The drug is being tested in a mid-stage clinical trial in China. PHOTO: AFP

BEIJING (CHINA DAILY/ASIA NEWS NETWORK) - Two Covid-19 antibody drugs developed in China have yielded promising results in studies and clinical trials, researchers said during an academic conference over the weekend.

Professor Zhang Linqi at Tsinghua University's School of Medicine said on Sunday (Nov 21) that a domestically developed cocktail therapy of monoclonal antibodies BRII-196 and BRII-198 has shown an efficacy rate of 78 per cent in cutting hospitalisations and deaths among high-risk groups in late-stage clinical trials.

The treatment has been jointly developed by his team at Tsinghua, the Third People's Hospital of Shenzhen, Guangdong province, as well as biotech company Brii Biosciences.

Prof Zhang said researchers first isolated several hundred monoclonal antibodies from infected patients and found that dozens demonstrated potent and wide-spectrum ability to neutralise the virus.

They then identified a pair of antibodies that could exert antiviral effects while curbing the emergence of new mutations when used in conjunction.

Prof Zhang said the experimental medication entered late-stage clinical trials in April. The randomised, double-blind and placebo-controlled trial is being guided by the National Institutes of Health in the United States.

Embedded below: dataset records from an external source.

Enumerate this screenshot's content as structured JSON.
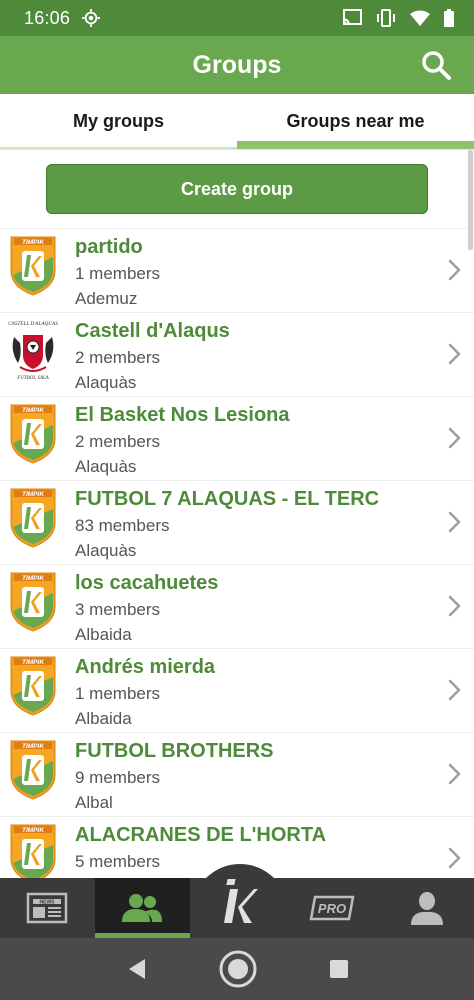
{
  "status_bar": {
    "time": "16:06"
  },
  "app_bar": {
    "title": "Groups"
  },
  "tabs": [
    {
      "label": "My groups",
      "active": false
    },
    {
      "label": "Groups near me",
      "active": true
    }
  ],
  "create_button": {
    "label": "Create group"
  },
  "groups": [
    {
      "name": "partido",
      "members": "1 members",
      "place": "Ademuz",
      "logo": "timpik-shield"
    },
    {
      "name": "Castell d'Alaqus",
      "members": "2 members",
      "place": "Alaquàs",
      "logo": "castell-dalaquas-crest",
      "logo_text_top": "CASTELL D'ALAQUAS",
      "logo_text_bottom": "FUTBOL SALA"
    },
    {
      "name": "El Basket Nos Lesiona",
      "members": "2 members",
      "place": "Alaquàs",
      "logo": "timpik-shield"
    },
    {
      "name": "FUTBOL 7 ALAQUAS - EL TERC",
      "members": "83 members",
      "place": "Alaquàs",
      "logo": "timpik-shield"
    },
    {
      "name": "los cacahuetes",
      "members": "3 members",
      "place": "Albaida",
      "logo": "timpik-shield"
    },
    {
      "name": "Andrés mierda",
      "members": "1 members",
      "place": "Albaida",
      "logo": "timpik-shield"
    },
    {
      "name": "FUTBOL BROTHERS",
      "members": "9 members",
      "place": "Albal",
      "logo": "timpik-shield"
    },
    {
      "name": "ALACRANES DE L'HORTA",
      "members": "5 members",
      "place": "",
      "logo": "timpik-shield"
    }
  ],
  "shield_text": "TIMPIK",
  "bottom_nav": [
    {
      "name": "news",
      "icon": "newspaper-icon",
      "label": "NEWS"
    },
    {
      "name": "groups",
      "icon": "group-icon",
      "active": true
    },
    {
      "name": "home",
      "icon": "timpik-logo-icon"
    },
    {
      "name": "pro",
      "icon": "pro-icon",
      "label": "PRO"
    },
    {
      "name": "profile",
      "icon": "person-icon"
    }
  ],
  "colors": {
    "accent": "#6aa84f",
    "status_bar": "#4e8a3a",
    "name_text": "#4e8a3a"
  }
}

"The (efficacy) rate is based on studies covering four continents, six countries and 111 clinical research facilities," Prof Zhang said, adding that the trial also involves participants of different ethnicities and is performed when multiple emerging variants are circulating.

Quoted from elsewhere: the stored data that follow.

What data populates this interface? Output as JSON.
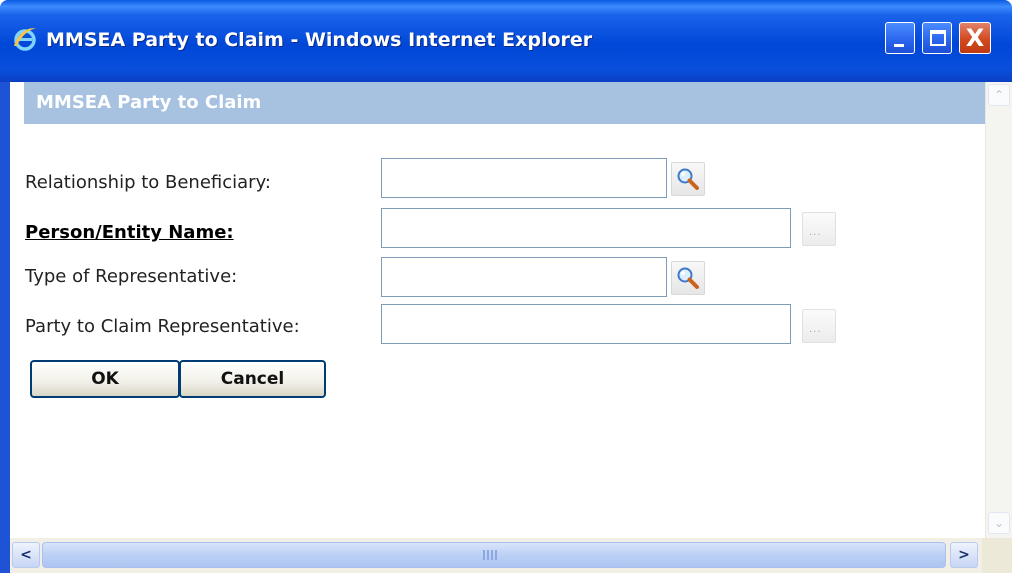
{
  "window": {
    "title": "MMSEA Party to Claim - Windows Internet Explorer",
    "icon": "ie-logo-icon",
    "controls": {
      "minimize": "minimize-icon",
      "maximize": "maximize-icon",
      "close": "close-icon",
      "close_glyph": "X"
    }
  },
  "panel": {
    "title": "MMSEA Party to Claim"
  },
  "form": {
    "fields": [
      {
        "label": "Relationship to Beneficiary:",
        "value": "",
        "required": false,
        "action_icon": "magnifier-icon"
      },
      {
        "label": "Person/Entity Name:",
        "value": "",
        "required": true,
        "action_icon": "ellipsis-icon"
      },
      {
        "label": "Type of Representative:",
        "value": "",
        "required": false,
        "action_icon": "magnifier-icon"
      },
      {
        "label": "Party to Claim Representative:",
        "value": "",
        "required": false,
        "action_icon": "ellipsis-icon"
      }
    ],
    "ellipsis_glyph": "...",
    "ok_label": "OK",
    "cancel_label": "Cancel"
  },
  "scrollbars": {
    "up_glyph": "⌃",
    "down_glyph": "⌄",
    "left_glyph": "<",
    "right_glyph": ">"
  },
  "colors": {
    "titlebar": "#0047d8",
    "panel_header": "#a7c1e0",
    "input_border": "#7f9db9",
    "button_border": "#003c74"
  }
}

"The result is very promising," he said.

Meanwhile, the drug is being tested in a mid-stage clinical trial in China. Since May, it has been also delivered to more than 800 patients as an emergency treatment method.

"Clinical experts and doctors said they have observed improvements in key indicators in pathology, clinical symptoms and immunology," Prof Zhang said.

Early last month, the team submitted an application for emergency use approval to the US Food and Drug Administration. It has also applied for conditional market approval to China's top drug regulator, he said.

Another experimental treatment using neutralising antibodies to tackle the virus has been created by Professor Sunney Xie, director of the Beijing Advanced Innovation Centre for Genomics at Peking University, and his team.

The drug, based on the potent neutralising antibody DXP-604, has been authorised for compassionate use and had been delivered to 35 patients at Beijing Ditan Hospital by Wednesday, Prof Xie said on Saturday.

The patients, with an average age of 53, were either mild or moderate Covid-19 cases.

After receiving the medication, it took an average of 15 days for them to return negative results in nucleic acid tests and qualify for discharge. That is much shorter than the average hospital stay of 26 days for patients infected with the Delta variant.

However, Prof Xie said the compassionate-use programme is not equal to a strictly controlled trial, and more studies are underway to test its efficacy.

The drug also reduced viral load in patients, relieved inflammation and symptoms in respiratory tracts, boosted antibodies, and helped them regain their senses of smell and taste, Prof Xie said.

In addition to compassionate-use tests, he said the drug had been proved to be safe in an early-stage clinical trial. Mid-stage trials are underway in China and overseas.

Based on laboratory results, the drug is believed to be capable of tackling all known emerging variants and future mutations, he said.

China is working on three types of Covid-19 treatment that block viruses from entering cells, inhibit virus replication or regulate immune systems, according to authorities.

In addition to antibody treatment, which is usually administered via intravenous infusion, Chinese developers are also making progress on Covid-19 pills.

Sun Yat-sen University's Professor Zhong Deyin said on Saturday that at least five pills are being developed in China, including Proxalutamide, an anti-androgen developed by Kintor Pharmaceutical in Suzhou, Jiangsu province, as well as VV116, an oral derivative of the antiviral drug remdesivir that has been created by the Chinese Academy of Sciences' Shanghai Institute of Materia Medica.